Der Film von Regisseur und Drehbuchautor Scott Cooper (Crazy Heart) legt auf diese jedoch keinen besonderen Fokus. Zwar bietet er all die vmtl. von Publikum und Studio herbeiersehnten Bestandteile eines Musiker-Biopics, doch insbesondere beim erwartbaren Clash mit der Plattenfirma, welche der musikalischen Vision des Künstlers im Weg steht, wird deutlich, wie uninteressiert Cooper eigentlich an den Standardbestandteilen des Genres ist. Nicht nur, dass der eigentliche Manager Springsteens, Jon Landau, diesem treu zur Seite steht, den Konflikt mit dem Label „Atlantic Records“ führt Springsteen nicht einmal selbst. Stattdessen klärt Landau diesen in einem einzelnen Gespräch in einer dreiminütigen Sequenz. Wer zum falschen Zeitpunkt im Kino auf die Toilette muss, verpasst diesen, doch eigentlich für ein Musiker-Biopic essenziellen, wenn nicht sogar oft zentralen Bestandteil des Films vollkommen.
Doch Cooper geht es offensichtlich auch weniger darum, den Aufstieg und Erfolg Springsteens zu beschreiben oder aufzuzeigen, wie vermeintlich dessen Musik entstehe und welchen Traumata sie entstammt. Stattdessen konzentriert er sich auf eines der Kapitel in Bruce Springsteens Leben, als dieser besonders mit seiner Depression zu kämpfen hatte – die Zeit rund um die Entstehung des Albums „Nebraska“.

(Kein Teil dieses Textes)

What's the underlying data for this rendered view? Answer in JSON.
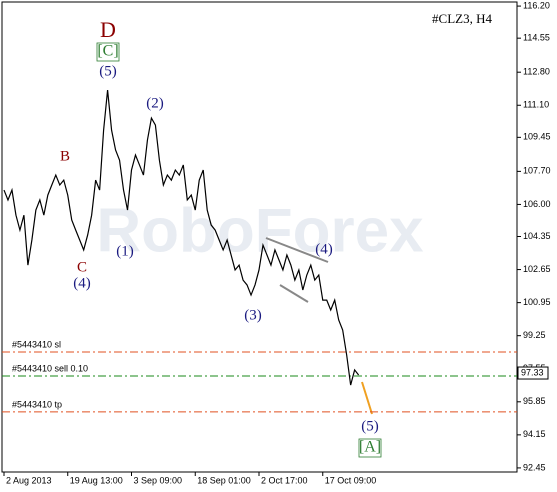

Wenngleich Cooper die Gefahr von Scheinkausalitäten auch und gerade in diesem Themenfeld bewusst ist, erliegt er leider doch auch hier der Inszenierung eben dieser. Zwar verkündet eine Texttafel am Ende des Films, dass die Aussöhnung mit dem Vater bzw. das Vergeben eben diesem Springsteens nicht zur endgültigen Heilung seiner Depression führt – filmisch wird uns aber vorher anderes erzählt. Rückblenden in die Kindheit des Künstlers, einfach aber effektiv in einer klaren Schwarz-Weiß Ästhetik gehalten, wirken durch die Schärfe der Bilder mindestens genauso präsent wie die in Farbe gehaltenen Abschnitte aus Springsteens erwachsenem Leben. Diese stilistische Präsenz wirft ihren Schatten auch inhaltlich, sodass nicht nur die Genese von Springsteens künstlerischem Werk vereinfacht auf diese zurückgeführt wird, sondern auch die seiner Erkrankung. Angesichts der schauspielerischen Leistungen und dem offensichtlichen Versuch trotz kommerzieller Orientierung Springsteens Biographie filmisch etwas abseits ausgetretener Pfade zu erzählen ist dieses Scheitern bedauerlich. Doch scheitern kann nur, wer etwas wagt und versucht, weshalb dieses Musiker-Biopic immer noch sehenswerter ist, als viele anderen Verteter seines Genres.